Une initiative prise dans le cadre d'un plan pour relancer l'économie du pays. « Ce gouvernement soutient la construction d'une troisième piste à Heathrow », a-t-elle annoncé dans un discours fleuve, dans lequel elle a détaillé une série de mesures destinées à doper une croissance atone.
Les plans d'agrandissement d'Heathrow ne sont pas nouveaux, mais le soutien du gouvernement à cette mesure est décrié par les organisations écologistes et une partie de son camp travailliste. Le projet sera toutefois soumis à « une évaluation complète » pour « garantir que le projet est rentable », mais aussi que la troisième piste « sera construite conformément à nos objectifs environnementaux », a assuré la ministre britannique des Finances.
Fin 2020, à l'issue d'une saga judiciaire, la Cour suprême britannique avait statué en faveur d'une troisième piste. Mais le projet avait ensuite été retardé par la pandémie de Covid-19 et fait encore face à de nombreux obstacles.

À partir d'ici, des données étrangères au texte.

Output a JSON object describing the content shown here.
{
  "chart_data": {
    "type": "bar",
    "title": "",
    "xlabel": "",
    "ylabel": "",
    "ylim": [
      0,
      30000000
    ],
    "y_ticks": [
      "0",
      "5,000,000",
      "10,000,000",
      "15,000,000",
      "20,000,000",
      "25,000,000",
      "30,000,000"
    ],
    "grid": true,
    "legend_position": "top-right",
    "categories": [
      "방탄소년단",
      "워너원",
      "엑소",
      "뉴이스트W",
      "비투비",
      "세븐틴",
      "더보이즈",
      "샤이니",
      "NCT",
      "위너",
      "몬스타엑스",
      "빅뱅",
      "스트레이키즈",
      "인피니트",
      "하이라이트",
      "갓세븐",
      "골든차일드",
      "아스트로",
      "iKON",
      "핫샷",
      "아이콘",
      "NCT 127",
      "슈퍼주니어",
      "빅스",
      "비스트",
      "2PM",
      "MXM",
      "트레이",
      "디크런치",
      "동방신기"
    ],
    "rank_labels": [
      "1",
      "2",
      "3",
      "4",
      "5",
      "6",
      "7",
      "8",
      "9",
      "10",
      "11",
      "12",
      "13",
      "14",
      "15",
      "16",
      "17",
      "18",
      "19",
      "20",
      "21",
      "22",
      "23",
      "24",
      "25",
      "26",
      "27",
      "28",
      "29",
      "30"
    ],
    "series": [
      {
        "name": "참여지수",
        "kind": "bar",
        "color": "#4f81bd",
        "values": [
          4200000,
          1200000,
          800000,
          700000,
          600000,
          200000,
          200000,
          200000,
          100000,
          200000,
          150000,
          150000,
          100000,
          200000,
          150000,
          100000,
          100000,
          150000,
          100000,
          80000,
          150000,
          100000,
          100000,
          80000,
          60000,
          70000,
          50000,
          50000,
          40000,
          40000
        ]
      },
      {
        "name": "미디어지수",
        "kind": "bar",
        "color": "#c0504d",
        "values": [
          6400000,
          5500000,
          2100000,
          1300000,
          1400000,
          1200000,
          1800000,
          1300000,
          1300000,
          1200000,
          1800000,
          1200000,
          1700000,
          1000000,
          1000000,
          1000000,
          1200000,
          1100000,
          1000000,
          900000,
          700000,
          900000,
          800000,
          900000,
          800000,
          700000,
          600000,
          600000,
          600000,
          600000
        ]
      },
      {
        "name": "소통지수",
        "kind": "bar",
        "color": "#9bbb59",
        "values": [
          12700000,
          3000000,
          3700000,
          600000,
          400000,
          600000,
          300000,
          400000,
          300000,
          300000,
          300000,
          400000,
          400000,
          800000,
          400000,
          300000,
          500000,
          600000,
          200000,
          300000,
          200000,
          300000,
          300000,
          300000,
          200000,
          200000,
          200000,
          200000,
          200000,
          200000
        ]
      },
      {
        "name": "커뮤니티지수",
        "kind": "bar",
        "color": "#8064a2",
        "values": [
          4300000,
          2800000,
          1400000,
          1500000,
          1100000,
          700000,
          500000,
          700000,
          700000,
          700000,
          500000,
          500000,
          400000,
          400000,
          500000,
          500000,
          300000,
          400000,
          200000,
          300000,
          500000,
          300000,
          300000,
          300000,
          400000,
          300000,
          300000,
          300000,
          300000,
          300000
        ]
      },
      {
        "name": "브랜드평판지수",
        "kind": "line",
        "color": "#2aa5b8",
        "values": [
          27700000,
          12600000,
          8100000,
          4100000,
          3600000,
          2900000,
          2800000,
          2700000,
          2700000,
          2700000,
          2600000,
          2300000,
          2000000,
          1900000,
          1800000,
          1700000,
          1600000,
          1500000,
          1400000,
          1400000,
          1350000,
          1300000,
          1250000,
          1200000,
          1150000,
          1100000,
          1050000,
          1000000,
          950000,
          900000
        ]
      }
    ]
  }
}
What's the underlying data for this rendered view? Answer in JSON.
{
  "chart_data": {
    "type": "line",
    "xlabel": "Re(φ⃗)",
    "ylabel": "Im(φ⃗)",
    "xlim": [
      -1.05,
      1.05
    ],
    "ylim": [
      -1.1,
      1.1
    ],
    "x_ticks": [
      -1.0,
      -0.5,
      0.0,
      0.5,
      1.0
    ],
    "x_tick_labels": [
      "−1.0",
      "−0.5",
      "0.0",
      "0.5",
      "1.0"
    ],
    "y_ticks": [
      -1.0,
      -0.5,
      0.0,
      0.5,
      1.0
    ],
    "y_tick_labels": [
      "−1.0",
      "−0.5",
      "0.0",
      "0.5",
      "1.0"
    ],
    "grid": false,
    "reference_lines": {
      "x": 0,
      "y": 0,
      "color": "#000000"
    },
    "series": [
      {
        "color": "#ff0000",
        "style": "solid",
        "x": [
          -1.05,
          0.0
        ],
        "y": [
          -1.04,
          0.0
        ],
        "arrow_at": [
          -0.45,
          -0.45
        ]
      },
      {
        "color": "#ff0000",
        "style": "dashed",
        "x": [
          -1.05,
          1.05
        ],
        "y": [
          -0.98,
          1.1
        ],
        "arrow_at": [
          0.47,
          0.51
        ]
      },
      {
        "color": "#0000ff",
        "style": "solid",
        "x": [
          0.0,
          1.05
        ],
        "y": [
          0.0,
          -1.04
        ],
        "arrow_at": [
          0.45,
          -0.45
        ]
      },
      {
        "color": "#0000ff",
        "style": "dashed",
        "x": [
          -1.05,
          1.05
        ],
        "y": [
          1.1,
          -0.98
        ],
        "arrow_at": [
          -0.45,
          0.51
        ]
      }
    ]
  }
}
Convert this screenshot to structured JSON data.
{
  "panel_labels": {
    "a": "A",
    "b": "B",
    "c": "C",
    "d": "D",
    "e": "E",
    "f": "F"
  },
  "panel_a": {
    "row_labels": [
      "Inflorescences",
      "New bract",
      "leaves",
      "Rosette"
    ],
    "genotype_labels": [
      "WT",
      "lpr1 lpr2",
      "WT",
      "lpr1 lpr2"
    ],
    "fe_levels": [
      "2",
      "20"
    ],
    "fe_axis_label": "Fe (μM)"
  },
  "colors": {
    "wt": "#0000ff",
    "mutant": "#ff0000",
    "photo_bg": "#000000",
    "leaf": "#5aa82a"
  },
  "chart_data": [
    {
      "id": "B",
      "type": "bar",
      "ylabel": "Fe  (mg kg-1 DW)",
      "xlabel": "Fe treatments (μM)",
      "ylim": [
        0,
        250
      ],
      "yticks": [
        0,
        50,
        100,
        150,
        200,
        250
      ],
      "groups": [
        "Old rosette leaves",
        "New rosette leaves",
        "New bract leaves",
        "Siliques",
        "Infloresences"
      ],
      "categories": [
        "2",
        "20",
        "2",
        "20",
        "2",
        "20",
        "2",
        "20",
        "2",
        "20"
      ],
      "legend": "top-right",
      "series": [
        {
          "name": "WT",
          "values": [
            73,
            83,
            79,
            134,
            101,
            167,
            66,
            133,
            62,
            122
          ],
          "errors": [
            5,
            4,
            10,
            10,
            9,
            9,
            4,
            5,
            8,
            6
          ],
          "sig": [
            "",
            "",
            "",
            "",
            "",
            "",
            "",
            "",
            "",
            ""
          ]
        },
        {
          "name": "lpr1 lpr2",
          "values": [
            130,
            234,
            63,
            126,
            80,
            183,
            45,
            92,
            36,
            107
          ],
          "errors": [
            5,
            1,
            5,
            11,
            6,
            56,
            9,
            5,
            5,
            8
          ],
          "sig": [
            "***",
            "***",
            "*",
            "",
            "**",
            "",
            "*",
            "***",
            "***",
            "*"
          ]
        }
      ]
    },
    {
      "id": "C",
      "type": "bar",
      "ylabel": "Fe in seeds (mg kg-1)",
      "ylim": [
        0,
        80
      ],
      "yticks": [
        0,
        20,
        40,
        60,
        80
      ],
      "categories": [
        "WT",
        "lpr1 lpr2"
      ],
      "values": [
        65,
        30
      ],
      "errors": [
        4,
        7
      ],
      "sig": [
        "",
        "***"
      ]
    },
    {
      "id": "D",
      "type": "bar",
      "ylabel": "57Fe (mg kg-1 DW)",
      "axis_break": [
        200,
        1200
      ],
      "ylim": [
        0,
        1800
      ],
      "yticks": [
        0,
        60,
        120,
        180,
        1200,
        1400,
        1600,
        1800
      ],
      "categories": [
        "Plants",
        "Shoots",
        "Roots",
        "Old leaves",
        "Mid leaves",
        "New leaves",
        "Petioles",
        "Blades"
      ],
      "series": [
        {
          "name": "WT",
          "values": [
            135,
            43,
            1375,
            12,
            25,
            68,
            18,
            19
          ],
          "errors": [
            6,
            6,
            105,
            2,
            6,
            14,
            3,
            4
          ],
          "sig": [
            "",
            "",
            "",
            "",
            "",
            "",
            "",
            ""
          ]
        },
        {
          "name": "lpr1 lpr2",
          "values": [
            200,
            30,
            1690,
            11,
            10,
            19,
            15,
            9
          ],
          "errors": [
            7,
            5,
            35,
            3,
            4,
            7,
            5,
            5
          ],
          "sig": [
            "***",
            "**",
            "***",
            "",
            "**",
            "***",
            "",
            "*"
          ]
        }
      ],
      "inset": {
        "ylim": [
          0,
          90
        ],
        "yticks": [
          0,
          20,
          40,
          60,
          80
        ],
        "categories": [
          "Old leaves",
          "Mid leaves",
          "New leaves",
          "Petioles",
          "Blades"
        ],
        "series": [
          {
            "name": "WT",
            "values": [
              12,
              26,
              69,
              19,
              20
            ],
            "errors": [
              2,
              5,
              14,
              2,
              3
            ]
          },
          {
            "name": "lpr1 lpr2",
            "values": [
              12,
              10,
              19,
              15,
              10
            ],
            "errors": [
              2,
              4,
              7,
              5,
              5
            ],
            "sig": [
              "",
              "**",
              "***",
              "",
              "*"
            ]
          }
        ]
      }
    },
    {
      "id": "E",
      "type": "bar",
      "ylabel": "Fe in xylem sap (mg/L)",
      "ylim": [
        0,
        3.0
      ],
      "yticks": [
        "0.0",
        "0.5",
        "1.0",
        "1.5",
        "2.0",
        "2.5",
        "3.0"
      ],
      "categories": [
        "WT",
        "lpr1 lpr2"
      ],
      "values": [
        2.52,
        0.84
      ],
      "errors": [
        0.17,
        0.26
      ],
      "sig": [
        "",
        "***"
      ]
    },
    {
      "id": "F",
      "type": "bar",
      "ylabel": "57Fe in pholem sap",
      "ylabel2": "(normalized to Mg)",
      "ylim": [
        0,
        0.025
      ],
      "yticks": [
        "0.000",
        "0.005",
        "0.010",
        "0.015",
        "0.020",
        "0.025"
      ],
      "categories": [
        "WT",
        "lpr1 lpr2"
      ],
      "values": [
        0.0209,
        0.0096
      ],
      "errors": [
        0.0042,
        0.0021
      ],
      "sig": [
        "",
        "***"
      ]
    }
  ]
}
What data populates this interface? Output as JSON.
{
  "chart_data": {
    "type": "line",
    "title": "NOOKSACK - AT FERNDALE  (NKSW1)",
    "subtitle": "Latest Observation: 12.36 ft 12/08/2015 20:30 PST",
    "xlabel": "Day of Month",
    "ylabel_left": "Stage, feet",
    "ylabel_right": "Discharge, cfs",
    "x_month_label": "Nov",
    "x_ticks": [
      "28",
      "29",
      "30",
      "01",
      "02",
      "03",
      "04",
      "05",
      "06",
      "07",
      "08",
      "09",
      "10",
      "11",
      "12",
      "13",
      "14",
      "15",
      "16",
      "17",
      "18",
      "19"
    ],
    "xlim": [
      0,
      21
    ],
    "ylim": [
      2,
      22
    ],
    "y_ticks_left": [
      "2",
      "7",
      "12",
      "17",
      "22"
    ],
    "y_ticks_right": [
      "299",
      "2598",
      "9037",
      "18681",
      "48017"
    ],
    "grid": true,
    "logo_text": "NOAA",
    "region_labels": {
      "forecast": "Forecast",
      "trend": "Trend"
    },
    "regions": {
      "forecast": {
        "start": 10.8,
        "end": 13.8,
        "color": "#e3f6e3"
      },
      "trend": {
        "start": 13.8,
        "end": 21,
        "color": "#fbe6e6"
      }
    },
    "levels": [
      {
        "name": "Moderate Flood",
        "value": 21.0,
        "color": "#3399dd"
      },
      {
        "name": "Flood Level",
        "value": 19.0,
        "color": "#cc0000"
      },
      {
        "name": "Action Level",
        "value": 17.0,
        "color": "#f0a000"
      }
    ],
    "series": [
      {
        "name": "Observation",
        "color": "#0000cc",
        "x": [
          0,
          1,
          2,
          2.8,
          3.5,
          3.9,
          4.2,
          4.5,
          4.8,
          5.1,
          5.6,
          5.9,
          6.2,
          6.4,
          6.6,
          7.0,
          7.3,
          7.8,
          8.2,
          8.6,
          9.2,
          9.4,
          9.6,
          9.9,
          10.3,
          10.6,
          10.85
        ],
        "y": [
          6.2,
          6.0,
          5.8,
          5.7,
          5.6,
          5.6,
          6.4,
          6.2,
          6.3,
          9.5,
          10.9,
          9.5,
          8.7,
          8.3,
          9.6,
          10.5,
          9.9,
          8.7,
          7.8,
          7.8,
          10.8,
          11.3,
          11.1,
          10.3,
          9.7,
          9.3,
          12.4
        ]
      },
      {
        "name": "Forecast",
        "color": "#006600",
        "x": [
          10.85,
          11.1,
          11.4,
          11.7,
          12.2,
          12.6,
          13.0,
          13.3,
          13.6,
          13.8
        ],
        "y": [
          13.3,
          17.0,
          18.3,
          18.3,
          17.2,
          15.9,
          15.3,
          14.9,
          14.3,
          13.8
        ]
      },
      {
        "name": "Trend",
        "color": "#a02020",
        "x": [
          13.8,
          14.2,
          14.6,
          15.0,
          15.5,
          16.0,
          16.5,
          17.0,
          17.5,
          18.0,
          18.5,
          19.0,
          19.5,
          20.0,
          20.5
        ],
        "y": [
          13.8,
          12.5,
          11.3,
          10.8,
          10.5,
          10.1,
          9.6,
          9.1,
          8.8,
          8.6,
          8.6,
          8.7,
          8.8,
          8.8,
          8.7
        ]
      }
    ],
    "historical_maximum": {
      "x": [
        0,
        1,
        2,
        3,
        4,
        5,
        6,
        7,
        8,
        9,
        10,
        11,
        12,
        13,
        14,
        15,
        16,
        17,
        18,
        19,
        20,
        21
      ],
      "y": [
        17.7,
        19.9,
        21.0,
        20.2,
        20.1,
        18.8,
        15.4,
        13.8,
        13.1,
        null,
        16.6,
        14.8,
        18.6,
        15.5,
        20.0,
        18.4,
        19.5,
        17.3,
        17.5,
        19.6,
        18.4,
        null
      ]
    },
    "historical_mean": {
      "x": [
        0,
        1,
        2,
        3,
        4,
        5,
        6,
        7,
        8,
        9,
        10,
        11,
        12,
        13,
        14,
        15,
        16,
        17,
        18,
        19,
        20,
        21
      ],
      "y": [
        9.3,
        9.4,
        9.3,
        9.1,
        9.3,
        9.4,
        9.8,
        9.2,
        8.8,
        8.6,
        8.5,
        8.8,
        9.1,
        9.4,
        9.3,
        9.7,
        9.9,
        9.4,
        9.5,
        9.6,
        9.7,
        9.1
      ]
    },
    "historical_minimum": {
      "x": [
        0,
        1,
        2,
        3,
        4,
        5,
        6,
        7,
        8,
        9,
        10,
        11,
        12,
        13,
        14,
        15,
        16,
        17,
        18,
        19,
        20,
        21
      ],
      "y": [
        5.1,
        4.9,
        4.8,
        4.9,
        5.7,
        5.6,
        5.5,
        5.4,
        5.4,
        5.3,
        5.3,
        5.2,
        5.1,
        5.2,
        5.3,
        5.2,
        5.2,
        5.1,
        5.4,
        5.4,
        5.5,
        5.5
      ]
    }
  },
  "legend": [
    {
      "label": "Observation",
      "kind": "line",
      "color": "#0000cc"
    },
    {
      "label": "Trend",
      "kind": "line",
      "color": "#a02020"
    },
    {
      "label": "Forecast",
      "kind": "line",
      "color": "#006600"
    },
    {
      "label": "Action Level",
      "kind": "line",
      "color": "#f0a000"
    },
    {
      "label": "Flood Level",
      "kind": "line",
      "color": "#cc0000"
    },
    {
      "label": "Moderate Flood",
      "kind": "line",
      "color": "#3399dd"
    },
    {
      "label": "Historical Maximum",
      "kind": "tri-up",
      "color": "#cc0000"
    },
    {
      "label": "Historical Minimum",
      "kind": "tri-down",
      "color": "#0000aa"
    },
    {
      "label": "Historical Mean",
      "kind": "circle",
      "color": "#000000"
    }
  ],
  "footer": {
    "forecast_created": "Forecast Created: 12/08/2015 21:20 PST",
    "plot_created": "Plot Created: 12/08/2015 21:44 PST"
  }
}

Heathrow, ouvert en 1946, est resté en 2024 le premier aéroport du Royaume-Uni et d'Europe en nombre de passagers, avec 83,9 millions de personnes passées par ses terminaux l'an dernier. Situé à 25 km à l'ouest du centre de Londres - qui possède cinq autres aéroports internationaux - il dessert plus de 200 destinations directes dans plus de 80 pays, via quatre terminaux.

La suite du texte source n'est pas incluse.